Basically I think we are soon going to be into a long running tussle between ratings agencies - who you will recall are now sure to become a lot more strict after the most recent debacle, and Italy's steadily mounting social services and welfare costs. Again, as I've been flagging, we should also expect to see a growing North-South dimension to the problem.

I mean, I resist the idea that there is no alterantive at all, since this would begin to imply that Italy had now - as a nation state - passed the point of no return. Some sort of realignment in the centre is obviously necessary, and Bertinotti's departure only makes that even more remote. Or at least that is my impression from here.

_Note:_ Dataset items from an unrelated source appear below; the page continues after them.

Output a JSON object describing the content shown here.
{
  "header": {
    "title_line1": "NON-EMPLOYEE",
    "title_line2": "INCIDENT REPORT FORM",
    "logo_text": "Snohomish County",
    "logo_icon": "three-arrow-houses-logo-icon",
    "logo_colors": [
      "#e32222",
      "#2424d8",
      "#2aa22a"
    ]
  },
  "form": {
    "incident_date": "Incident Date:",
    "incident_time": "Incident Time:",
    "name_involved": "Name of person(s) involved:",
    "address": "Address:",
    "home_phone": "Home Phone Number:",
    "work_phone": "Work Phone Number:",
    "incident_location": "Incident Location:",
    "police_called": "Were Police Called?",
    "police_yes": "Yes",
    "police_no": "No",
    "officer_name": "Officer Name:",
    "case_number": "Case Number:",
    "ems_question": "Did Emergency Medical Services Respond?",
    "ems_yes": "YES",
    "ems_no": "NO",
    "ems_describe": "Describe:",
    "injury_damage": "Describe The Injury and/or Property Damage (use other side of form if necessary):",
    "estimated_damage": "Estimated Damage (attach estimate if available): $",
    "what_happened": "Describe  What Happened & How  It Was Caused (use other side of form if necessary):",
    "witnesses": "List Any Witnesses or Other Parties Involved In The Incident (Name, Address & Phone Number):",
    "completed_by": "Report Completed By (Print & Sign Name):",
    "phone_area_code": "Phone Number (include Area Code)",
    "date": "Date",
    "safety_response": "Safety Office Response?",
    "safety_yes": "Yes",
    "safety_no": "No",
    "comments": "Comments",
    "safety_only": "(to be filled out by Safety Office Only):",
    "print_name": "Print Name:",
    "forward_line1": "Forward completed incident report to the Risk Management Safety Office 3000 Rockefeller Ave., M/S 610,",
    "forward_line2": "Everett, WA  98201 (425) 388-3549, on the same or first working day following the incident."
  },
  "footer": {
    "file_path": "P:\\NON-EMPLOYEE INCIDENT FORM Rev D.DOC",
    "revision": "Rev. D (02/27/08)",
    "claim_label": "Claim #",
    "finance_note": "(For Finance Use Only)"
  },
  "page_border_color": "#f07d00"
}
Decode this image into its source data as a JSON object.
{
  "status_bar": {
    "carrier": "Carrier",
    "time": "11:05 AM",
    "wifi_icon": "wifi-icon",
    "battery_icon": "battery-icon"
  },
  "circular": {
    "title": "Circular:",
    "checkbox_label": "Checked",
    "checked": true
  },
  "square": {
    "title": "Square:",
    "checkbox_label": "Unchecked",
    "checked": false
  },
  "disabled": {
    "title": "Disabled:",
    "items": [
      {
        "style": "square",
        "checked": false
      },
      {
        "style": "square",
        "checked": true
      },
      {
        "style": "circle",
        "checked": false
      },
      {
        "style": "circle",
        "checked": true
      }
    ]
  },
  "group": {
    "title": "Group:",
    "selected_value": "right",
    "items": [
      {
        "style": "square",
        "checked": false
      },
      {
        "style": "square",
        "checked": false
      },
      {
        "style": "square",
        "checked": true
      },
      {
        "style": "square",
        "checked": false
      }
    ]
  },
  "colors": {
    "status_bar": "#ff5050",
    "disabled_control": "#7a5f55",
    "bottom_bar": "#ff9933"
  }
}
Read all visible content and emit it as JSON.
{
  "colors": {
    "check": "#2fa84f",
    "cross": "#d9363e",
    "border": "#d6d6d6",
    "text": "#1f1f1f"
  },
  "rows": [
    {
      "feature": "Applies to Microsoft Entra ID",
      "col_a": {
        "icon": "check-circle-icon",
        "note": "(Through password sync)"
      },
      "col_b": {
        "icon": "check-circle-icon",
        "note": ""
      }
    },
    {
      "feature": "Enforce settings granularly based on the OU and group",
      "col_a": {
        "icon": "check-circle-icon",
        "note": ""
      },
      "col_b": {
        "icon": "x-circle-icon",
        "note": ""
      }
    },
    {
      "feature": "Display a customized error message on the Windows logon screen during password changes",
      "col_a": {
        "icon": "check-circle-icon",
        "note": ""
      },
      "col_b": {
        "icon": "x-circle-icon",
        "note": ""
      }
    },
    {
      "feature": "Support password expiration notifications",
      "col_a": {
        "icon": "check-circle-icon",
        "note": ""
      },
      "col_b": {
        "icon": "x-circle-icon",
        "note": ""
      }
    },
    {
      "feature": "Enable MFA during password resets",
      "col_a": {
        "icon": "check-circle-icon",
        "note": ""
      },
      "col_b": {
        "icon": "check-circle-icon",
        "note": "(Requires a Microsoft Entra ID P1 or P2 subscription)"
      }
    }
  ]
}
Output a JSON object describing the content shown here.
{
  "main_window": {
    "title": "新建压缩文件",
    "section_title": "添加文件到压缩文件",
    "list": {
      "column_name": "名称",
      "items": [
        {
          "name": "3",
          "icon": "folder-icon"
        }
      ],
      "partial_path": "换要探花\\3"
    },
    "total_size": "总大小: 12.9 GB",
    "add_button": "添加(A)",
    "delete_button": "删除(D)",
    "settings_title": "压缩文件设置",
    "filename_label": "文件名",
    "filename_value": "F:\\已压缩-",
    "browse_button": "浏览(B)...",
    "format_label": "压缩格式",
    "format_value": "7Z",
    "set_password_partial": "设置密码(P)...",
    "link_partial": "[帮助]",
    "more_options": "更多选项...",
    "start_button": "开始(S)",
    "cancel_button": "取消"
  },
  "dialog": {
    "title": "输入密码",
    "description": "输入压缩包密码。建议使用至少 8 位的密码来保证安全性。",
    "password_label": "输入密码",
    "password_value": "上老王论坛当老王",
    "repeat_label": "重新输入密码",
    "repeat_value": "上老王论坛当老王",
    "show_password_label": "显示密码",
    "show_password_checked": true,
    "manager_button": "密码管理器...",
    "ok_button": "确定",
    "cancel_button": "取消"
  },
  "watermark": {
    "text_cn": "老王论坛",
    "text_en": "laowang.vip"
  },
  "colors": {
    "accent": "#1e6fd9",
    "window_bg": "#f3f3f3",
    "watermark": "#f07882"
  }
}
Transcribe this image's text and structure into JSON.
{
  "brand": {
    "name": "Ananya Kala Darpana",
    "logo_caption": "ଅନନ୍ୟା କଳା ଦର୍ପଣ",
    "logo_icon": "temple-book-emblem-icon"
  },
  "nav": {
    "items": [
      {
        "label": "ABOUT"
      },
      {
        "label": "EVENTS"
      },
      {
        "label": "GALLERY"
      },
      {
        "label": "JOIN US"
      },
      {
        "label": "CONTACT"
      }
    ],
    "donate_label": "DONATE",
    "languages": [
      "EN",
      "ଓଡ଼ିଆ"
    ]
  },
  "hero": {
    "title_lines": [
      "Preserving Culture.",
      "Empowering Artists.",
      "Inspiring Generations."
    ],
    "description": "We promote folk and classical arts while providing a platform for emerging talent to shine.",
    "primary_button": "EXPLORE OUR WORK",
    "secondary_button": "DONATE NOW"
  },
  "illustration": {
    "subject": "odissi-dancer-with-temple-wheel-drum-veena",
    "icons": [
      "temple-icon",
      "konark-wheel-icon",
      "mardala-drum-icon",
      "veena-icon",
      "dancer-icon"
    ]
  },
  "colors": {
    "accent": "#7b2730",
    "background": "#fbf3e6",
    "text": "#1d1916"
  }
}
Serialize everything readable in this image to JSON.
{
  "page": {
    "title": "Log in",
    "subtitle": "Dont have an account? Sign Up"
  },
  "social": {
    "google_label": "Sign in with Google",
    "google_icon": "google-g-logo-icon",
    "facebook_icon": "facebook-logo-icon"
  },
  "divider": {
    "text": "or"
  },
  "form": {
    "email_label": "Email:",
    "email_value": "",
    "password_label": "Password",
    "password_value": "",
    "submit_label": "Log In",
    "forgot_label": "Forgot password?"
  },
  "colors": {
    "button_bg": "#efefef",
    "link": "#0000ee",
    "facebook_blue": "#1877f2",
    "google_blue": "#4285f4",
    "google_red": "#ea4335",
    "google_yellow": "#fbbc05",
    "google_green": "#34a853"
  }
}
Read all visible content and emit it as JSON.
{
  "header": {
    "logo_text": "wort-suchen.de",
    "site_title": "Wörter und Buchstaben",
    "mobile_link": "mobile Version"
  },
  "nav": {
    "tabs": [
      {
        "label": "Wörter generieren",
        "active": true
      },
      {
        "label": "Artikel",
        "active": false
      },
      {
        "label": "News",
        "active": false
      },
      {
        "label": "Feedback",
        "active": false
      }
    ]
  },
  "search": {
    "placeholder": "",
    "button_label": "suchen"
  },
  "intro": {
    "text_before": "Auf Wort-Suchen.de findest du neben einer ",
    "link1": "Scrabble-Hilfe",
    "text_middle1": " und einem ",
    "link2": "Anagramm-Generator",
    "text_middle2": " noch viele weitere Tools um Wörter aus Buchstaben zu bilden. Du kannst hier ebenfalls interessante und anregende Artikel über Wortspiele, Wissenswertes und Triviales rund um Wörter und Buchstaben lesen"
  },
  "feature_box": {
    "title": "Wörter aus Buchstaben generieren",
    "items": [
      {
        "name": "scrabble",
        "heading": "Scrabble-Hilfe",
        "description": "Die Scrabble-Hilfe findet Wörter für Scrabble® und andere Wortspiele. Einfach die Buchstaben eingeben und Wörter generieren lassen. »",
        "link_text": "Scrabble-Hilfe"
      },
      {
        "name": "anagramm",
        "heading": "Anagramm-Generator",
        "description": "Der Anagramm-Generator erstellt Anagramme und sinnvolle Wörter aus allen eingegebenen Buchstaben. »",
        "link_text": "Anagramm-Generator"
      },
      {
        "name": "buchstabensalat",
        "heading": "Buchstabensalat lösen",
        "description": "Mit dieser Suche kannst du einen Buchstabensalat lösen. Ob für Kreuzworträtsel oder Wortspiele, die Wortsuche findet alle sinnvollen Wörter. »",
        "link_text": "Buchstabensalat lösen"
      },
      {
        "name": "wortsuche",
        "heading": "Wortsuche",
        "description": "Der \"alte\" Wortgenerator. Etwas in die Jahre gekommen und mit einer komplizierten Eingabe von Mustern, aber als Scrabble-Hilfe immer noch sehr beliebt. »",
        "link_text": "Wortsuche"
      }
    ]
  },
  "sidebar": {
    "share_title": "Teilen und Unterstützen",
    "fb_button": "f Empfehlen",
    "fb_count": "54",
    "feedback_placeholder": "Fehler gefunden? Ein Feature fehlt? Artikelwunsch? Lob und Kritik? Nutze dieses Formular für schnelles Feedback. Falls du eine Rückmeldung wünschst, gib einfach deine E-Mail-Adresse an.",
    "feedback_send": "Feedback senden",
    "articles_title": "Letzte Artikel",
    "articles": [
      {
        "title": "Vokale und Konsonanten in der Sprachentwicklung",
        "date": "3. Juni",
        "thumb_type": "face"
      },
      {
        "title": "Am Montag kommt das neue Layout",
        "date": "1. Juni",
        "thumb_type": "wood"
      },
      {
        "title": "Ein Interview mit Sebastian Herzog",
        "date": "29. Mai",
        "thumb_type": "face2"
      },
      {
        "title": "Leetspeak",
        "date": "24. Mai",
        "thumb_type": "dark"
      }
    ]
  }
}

Japan and Germany are already visibly wilting under all the reform fatigue, but could we say that Italy already has the fatigue without having actually carried out that much in the way of reform. Those participation rates in the 55-64 age group I cited are absolutely scandalous given the high level of male life expectancy.

and perhaps the most scary thing of all is the fact that the Prodi discourse seems to bear no relation to the seriousness of the economic recesion which Italy is now - in all probability - entering:

Calling for the votes of confidence on Tuesday, Mr Prodi defended his economic record. “This is a government which put the country back on its feet,” he told parliament. “We need continuity of action, above all at a moment when the world economy is faced with negative developments.”

For "world economy" read here the United States, a discourse which is propagated today by EU Commissioner Joaquim Almunia.

“The main reason [for the turbulence] is the risk of a recession in the US,” said Joaquín Almunia, the European Union’s monetary affairs commissioner. “It’s not about a global recession. It’s about a recession in the US, because big imbalances have built up over the years in the US economy – a big current account deficit, a big fiscal deficit and a lack of savings.”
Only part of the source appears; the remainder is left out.